Mr Steven Bartholomeusz, Policy Director, Food Industry Asia (FIA) (centre in group photo), presents findings during an information-sharing session based on “The Case for a Little Sweetness” white paper, held in Colombo, Sri Lanka, on 27 March 2018.
In a session organised by The Nutrition Society of Sri Lanka (NSSL
) in Colombo, Mr Steven Bartholomeusz, FIA’s Policy Director, spoke to nearly 50 participants from the public sector, including the Ministry of Health, as well as representatives from academia and local food companies, about the need to look at science-based evidence in making policy decisions concerning the use of sweeteners.

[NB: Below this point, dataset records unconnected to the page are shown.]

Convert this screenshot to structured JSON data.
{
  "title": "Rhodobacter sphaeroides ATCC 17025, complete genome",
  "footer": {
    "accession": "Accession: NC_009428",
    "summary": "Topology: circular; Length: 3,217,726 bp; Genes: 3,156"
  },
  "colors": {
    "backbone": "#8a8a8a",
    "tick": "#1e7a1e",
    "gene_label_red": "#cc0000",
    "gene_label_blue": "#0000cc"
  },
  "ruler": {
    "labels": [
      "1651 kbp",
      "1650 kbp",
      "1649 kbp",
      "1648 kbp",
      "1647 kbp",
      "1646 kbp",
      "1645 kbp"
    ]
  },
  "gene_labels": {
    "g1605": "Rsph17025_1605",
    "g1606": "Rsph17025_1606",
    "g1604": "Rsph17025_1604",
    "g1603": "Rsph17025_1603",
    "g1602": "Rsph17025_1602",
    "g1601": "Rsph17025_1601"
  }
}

Mr Bartholomeusz pointed out that the safety of LNCS has been assessed and approved by a number of regulatory institutions worldwide, including the European Food Safety Authority (EFSA), U.S. Food and Drug Administration (FDA), and the Joint FAO/WHO Expert Committee on Food Additives (JECFA), prior to their use in foods.
FIA plans to conduct similar sessions in Singapore, Malaysia, India, the Philippines and Thailand in 2018.